The Australian Metal Workers Union members want a 9 percent wage increase over three years. Fairfax has offered 2.25 percent each year and demanded exceptional productivity increases that include the loss of three days’ annual leave and one public holiday and a redundancy agreement capped at 52 weeks’ pay.

 

Rallying workers said Fairfax also wanted a clause in the work agreement enabling individual workplace flexibility over and above the productivity trade offs. Failing the inclusion of such a clause, a standard inclusion under the Rudd government Fair Work Act, known as a model individual flexibility term, will be imposed.
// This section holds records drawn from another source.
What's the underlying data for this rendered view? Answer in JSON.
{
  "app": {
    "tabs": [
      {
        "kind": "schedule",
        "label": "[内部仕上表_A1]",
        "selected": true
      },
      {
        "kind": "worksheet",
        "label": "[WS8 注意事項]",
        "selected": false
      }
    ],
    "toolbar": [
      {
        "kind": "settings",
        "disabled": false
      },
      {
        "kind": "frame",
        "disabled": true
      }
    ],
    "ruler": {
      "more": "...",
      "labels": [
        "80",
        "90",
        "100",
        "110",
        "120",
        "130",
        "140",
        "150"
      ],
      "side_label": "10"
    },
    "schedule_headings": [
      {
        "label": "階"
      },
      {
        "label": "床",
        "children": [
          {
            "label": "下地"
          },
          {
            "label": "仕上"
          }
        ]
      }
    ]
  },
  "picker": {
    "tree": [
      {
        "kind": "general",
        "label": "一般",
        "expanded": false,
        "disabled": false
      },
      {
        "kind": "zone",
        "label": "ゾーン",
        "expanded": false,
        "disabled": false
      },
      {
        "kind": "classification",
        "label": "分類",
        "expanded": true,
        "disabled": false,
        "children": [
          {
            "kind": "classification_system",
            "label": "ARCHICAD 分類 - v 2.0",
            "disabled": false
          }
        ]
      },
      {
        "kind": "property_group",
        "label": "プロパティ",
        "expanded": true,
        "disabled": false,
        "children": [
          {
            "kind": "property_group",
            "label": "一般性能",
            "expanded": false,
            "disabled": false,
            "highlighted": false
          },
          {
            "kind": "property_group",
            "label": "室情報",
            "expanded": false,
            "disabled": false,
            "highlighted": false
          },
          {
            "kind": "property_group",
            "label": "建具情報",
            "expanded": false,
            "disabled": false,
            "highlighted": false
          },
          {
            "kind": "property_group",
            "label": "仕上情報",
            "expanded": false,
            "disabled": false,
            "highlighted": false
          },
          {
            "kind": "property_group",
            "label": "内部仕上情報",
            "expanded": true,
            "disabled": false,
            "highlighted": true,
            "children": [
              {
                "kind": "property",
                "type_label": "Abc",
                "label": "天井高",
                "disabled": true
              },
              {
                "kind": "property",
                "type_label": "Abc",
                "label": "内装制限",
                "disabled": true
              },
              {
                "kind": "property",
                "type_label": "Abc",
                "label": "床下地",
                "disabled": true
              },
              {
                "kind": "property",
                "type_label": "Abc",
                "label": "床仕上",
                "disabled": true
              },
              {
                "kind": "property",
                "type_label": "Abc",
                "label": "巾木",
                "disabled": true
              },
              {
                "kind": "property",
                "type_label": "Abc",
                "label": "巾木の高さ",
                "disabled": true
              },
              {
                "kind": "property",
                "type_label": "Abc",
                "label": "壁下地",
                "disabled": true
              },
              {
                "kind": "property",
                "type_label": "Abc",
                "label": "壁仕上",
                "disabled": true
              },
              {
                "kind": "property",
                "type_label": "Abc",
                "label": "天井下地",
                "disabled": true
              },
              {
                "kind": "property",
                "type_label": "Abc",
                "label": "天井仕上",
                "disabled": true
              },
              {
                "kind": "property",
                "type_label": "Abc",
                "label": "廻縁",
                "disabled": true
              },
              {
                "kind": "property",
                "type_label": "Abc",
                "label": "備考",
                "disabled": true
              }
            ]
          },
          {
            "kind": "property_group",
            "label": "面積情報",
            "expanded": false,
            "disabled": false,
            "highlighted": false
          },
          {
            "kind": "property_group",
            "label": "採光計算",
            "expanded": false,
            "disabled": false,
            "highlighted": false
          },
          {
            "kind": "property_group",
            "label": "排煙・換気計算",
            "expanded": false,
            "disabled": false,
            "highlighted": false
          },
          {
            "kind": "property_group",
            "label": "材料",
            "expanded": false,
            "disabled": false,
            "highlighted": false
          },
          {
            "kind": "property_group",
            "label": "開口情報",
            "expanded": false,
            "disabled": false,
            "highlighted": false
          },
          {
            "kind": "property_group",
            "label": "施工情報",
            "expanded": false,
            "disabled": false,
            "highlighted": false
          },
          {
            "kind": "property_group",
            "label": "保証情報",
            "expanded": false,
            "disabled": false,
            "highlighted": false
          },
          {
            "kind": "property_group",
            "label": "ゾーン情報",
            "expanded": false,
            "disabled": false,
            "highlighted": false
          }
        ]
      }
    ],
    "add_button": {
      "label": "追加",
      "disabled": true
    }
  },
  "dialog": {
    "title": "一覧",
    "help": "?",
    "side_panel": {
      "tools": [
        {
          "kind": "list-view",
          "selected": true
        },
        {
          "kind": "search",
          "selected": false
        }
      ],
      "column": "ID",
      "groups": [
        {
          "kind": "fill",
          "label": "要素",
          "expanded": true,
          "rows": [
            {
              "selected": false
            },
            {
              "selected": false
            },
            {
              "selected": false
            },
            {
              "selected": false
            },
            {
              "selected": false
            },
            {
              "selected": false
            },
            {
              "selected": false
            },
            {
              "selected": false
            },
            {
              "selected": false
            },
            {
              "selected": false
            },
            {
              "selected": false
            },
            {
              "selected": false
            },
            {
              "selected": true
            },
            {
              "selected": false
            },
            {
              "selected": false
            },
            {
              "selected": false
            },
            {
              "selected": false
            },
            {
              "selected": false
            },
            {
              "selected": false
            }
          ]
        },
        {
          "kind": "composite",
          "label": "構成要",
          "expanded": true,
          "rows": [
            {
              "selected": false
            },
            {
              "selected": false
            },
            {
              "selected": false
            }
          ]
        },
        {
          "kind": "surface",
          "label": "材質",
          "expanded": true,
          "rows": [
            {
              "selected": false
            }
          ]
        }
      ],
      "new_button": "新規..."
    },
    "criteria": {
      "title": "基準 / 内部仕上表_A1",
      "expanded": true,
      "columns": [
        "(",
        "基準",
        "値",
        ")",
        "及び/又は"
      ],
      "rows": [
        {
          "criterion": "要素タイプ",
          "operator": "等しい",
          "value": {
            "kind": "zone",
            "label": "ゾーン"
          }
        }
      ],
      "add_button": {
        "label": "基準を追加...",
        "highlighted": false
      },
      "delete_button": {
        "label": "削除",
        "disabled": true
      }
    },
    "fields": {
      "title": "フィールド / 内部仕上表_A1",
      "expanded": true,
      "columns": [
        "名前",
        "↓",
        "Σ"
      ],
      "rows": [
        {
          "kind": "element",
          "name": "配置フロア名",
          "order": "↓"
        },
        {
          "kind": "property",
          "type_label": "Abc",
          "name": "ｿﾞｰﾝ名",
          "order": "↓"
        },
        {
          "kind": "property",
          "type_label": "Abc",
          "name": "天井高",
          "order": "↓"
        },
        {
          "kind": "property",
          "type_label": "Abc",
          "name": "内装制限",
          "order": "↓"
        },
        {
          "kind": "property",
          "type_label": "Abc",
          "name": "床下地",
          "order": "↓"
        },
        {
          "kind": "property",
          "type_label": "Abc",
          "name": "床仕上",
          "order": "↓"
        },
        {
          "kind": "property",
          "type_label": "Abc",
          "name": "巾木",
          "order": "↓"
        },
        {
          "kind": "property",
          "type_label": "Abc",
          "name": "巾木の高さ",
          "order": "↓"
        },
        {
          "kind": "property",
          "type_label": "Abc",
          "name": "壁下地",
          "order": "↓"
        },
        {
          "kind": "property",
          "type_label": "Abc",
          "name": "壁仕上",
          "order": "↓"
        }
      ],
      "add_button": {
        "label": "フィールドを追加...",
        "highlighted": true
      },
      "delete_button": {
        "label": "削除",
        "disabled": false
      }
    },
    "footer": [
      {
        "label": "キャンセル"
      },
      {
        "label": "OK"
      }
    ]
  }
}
Fairfax Media is already proposing seven-day rotating rosters.

 

The Age clerical workers voted last year for industrial action, including an unlimited number of indefinite strikes and indefinite bans on overtime, after overwhelmingly rejecting management’s proposed three-year agreement. Fairfax Media human resources director Gary Seppings told the clerical employees prior to last year’s ballot that if they rejected the company offer “back-pay would be lost, and, more than likely, a less generous proposal would follow”.

 

Victorian refinery workers walk out

 

On January 27, 20 workers at Shell’s Geelong refinery, Victoria walked off the job over the forced retrenchment of a union delegate and two occupational health and safety officers by their maintenance contractor Fluor Australia. The three were included in a group of 11 retrenched workers. According to maintenance workers, the three were targeted by Fluor despite 30 co-workers volunteering for redundancies.

 

New South Wales health records workers ban worksite

 

Medical records storage employees in Cardiff, Newcastle refused to return to work on January 22 because of alarmingly high mould-spore levels at their worksite. The Health Services Union claims that recent testing at the facility found mould-spore levels 100-times higher than tests carried out nearly a year ago.

 

Last year, 30 John Hunter Hospital staff walked off the job claiming medical records from the Cardiff site had caused skin rashes and breathing problems. Hunter New England Health is reported to be investigating staff relocations.